In 1862 Frank Laumeister, a prominent merchant and packer of the Cariboo district, conceived the idea of using camels as pack animals. He formed a syndicate and for $6,000 bought 23 camels from Otto Esche of San Francisco, who had originally brought them from Mongolia. The camels were shipped to Victoria on the ship ‘‘Hermann.’’
One camel died at sea and a female with calf was left to wander at will around Victoria, startling unwary residents. The rest were loaded on a barge and towed into the harbour of New Westminster by the ‘Flying Dutchman’. By the time they reached Lillooet, via the Harrison-Lillooet trail, their owners valued them at $450 each.
However, the syndicate encountered opposition. Apprehensive settlers appealed to Premier Douglas to quash the ‘Dromedary Express’ but nothing came of it.
Mr. Laumeister and his friends believed that these Mongolian camels could make 35 miles a day carrying 800 pounds, but as the animals were not yet in good condition, the first loads would carry 350 pounds.
Trouble soon came. The camels, unused to rough, rocky trails, developed foot ailments, including falling arches. Boots of thick canvas or rawhide were tried, but didn’t work. The sight of the ungainly, two-humped creatures caused the horses to bolt, and owners of conventional pack-trains sued the camel-owners for damages regularly and often. Wrecked buggies and wagons, the result of runaways, were a common sight on the Lillooet Trail.

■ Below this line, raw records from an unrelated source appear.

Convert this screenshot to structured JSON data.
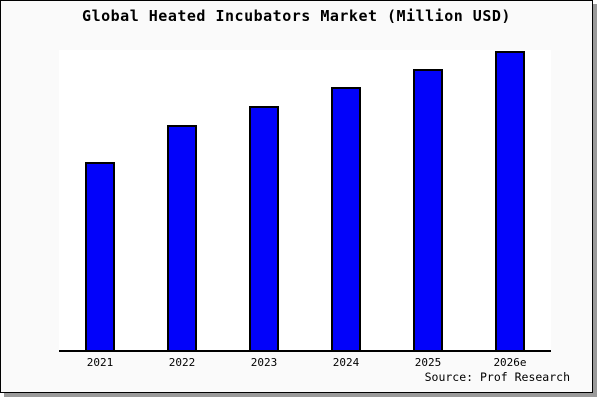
{
  "chart_data": {
    "type": "bar",
    "title": "Global Heated Incubators Market (Million USD)",
    "categories": [
      "2021",
      "2022",
      "2023",
      "2024",
      "2025",
      "2026e"
    ],
    "values": [
      188,
      225,
      244,
      263,
      281,
      299
    ],
    "xlabel": "",
    "ylabel": "",
    "ylim": [
      0,
      300
    ],
    "y_axis_labels": "none",
    "grid": false,
    "legend": "none",
    "bar_fill": "#0202fa",
    "bar_border": "#000000"
  },
  "footer": {
    "source": "Source: Prof Research"
  },
  "colors": {
    "canvas_background": "#fafafa",
    "plot_background": "#ffffff",
    "frame_border": "#000000",
    "frame_shadow": "#9a9a9a",
    "text": "#000000"
  }
}
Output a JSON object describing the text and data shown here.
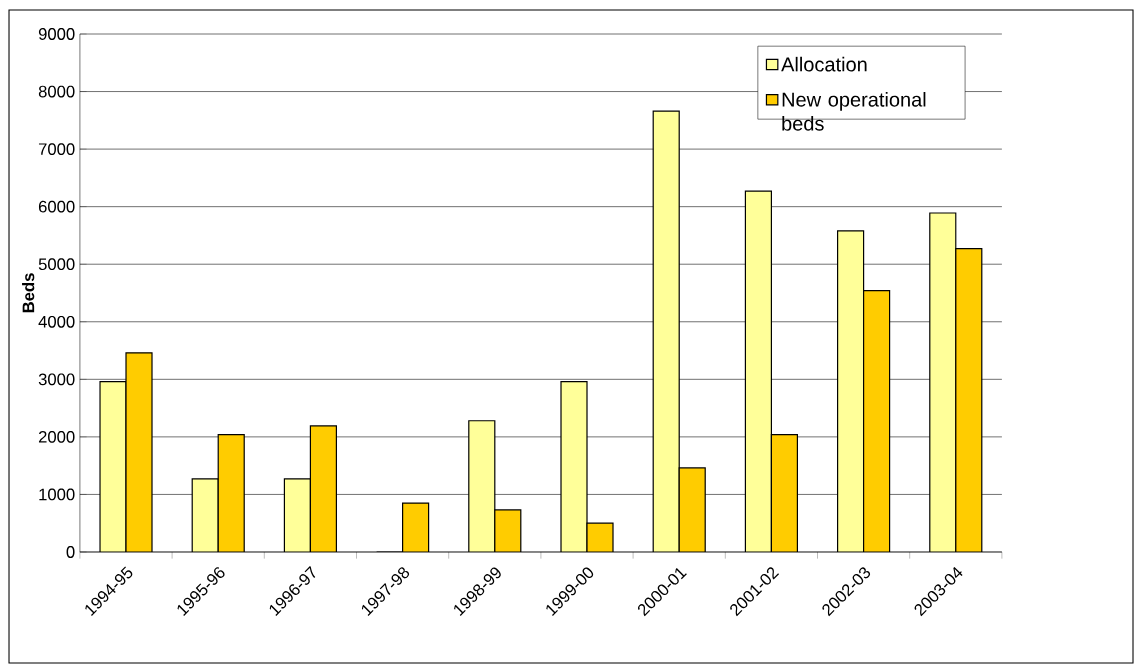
{
  "chart_data": {
    "type": "bar",
    "ylabel": "Beds",
    "categories": [
      "1994-95",
      "1995-96",
      "1996-97",
      "1997-98",
      "1998-99",
      "1999-00",
      "2000-01",
      "2001-02",
      "2002-03",
      "2003-04"
    ],
    "series": [
      {
        "name": "Allocation",
        "color": "#ffff99",
        "values": [
          2960,
          1270,
          1270,
          0,
          2280,
          2960,
          7660,
          6270,
          5580,
          5890
        ]
      },
      {
        "name": "New operational beds",
        "color": "#ffcc00",
        "values": [
          3460,
          2040,
          2190,
          850,
          730,
          500,
          1460,
          2040,
          4540,
          5270
        ]
      }
    ],
    "ylim": [
      0,
      9000
    ],
    "yticks": [
      0,
      1000,
      2000,
      3000,
      4000,
      5000,
      6000,
      7000,
      8000,
      9000
    ],
    "grid": "y",
    "legend": "top right"
  }
}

At the end of the year everyone wished the camels back in Mongolia, so most of the surviving Bactrians were returned to the United States. Some must have been overlooked, for a hunter shot one in Grande Prairie, between Kamloops and Vernon, in 1894.
The camel experiment was costly, and old pioneers referred to it as ‘Laumeister’s Folly’. But it taught everyone a lesson — nobody ever imported pack elephants.